Over the past couple of years, BitFenix has evolved itself to become a well-established contender in the PC hardware market, with a penchant for delivering some seriously attractive budget-friendly products. And while not everyone cares that much about budget gear, there’s something to be said about companies that deliver a lot for a little.
Where does the company’s Flo gaming headset fall? A great bargain, or simply cheap?
We have looked at BitFenix products here at Techgage in the past, and to be honest, the reviews have been a little less than lukewarm. Everyone has expectations when it comes to their gear. It’s what makes designing and manufacturing products like this such a challenge – either satisfy your niche if you have one, or build something for the masses to enjoy, and do so affordably! That can be quite the difficult line to walk.

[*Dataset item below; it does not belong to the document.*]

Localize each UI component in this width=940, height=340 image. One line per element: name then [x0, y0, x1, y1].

What we are looking at today from BitFenix is a gaming headset called the Flo. On the manufacturer’s website, these are dubbed as a “Premium” headset. Let me spare you: you will not get a premium headset for $40 – what you can get however, is a decent headset for the budget-conscious consumer.
Looking at this headset, the design is fairly basic – clean styling, with chrome trim around the ear cups, a chrome BitFenix logo, and a standard headband.
Flo is available in many colors, including black, white, red, and as shown here, blue. The blue is somewhat light, and the texture of the surface is pleasing to the touch. I would imagine that they would be easy to clean if they ever got dirty – no highly textured surfaces which will just grab and hold onto dirt.
Ear cups on headsets always seem to look big, rich, and luxurious in pictures. The Flo’s are not incredibly luxurious, or made of high-end materials like sheepskin or kangaroo leather. Instead, as we’d expect from a budget model, some faux leather is used here.
The headset comes with a mic boom that is somewhat shapeable, and easily attaches to the left-hand side ear cup, right next to where the audio input cable plugs in.
One thing I do like about this headset is that you can simply leave the mic boom off, and just use Flo for listening to music or gaming – simply and easily.
When it comes to wearing this headset, initially I was less than impressed. I don’t know about you, but I have a rather large head (to carry all my advanced brainage), and when I first got my Flo sample, they were a little uncomfortable to wear. That was about the time that I made an alarming realization: there’s no adjustments on this thing, period.
The main headband is attached to the sides with some form of elastic rubber, which allows for some stretching, but that “some” is a rather narrow band if you have a giant melon atop your neck like I do.
Over time, I found that the headset loosened up some, and were able to be worn with some comfort. Bottom line, though, even for a $40 headset, it’s downright strange to not have an adjustable design. These things are not “one size fits all”.
I also found that when wearing the headset for an extended period of time, my ears would get quite warm. This is not something I’ve experienced with other headsets composed of higher-end materials, but, again, Flo is $40.
Sound quality – this may be the most subjective area in consumer electronics that one can review. There are people out there with incredibly demanding expectations of what good sound quality is, and a budget-priced headset simply will not satisfy them, no matter how well they are made. Then there are some that are just grateful to have sound that doesn’t break their bank. Personally, I would rank myself to be somewhere in the middle of that spectrum.
I really do enjoy high-end audio devices, but I would have a hard time shelling out $500 for a set of headphones. Right now for my personal use, I have a pair of Sony Studio Monitors, and they serve me well; sure, I would like to have something better, and I may someday – but right now it just is not in the cards.
Overall, I found that Flo’s sound was… quite flat. Deep lows are very difficult for headphones to reproduce. Higher-end manufacturers have as of recently done a pretty good job of this, while still keeping a relatively small form factor, but then again they cost more (or a lot more) money. If you listen to hip-hop, you are going to be disappointed. If you listen to rock, you may not notice as much – but there is definitely something missing in the low-end – it just depends on how discerning your ears are as to how much it may or may not bother you.
The middle ranges are… okay. They get the job done; voices are clear and easily heard. However, this band of the spectrum follows suit with the others – flat.
The highs are rather muddled; again, to be expected from a headset in this price range. When listening to classical music, there is a lot missing, I have to admit. I can’t even call the highs thin or tinny – I just have to call what highs are there rather flat and bland.
The audio from the mic is rather ordinary, as I expected. You won’t be competing against Hollywood’s top voice-over artists with it, naturally, but it does get the job done, and as I mentioned before, I like how it is easily removable.
Entering into this review, I knew that this was a $40 headset, placing it firmly in the realm of a value line, not premium. Having said that – for $40 there really is a decent value to be had here. If you are going to a LAN party, and you don’t want to have to worry about someone stealing your headset while you are heating up some Hot Pockets or calling your mom to have her pick you up, these would serve that purpose. Or let’s say that you are going on a trip and you don’t want to have to worry about breaking your high-end headphones when you have to put them under your seat during takeoff or landing.
Or, you might just be budget-conscious and are not that picky about your audio. If that is the case then these are a fine choice, as they do get the job done. Just don’t expect to be wowed.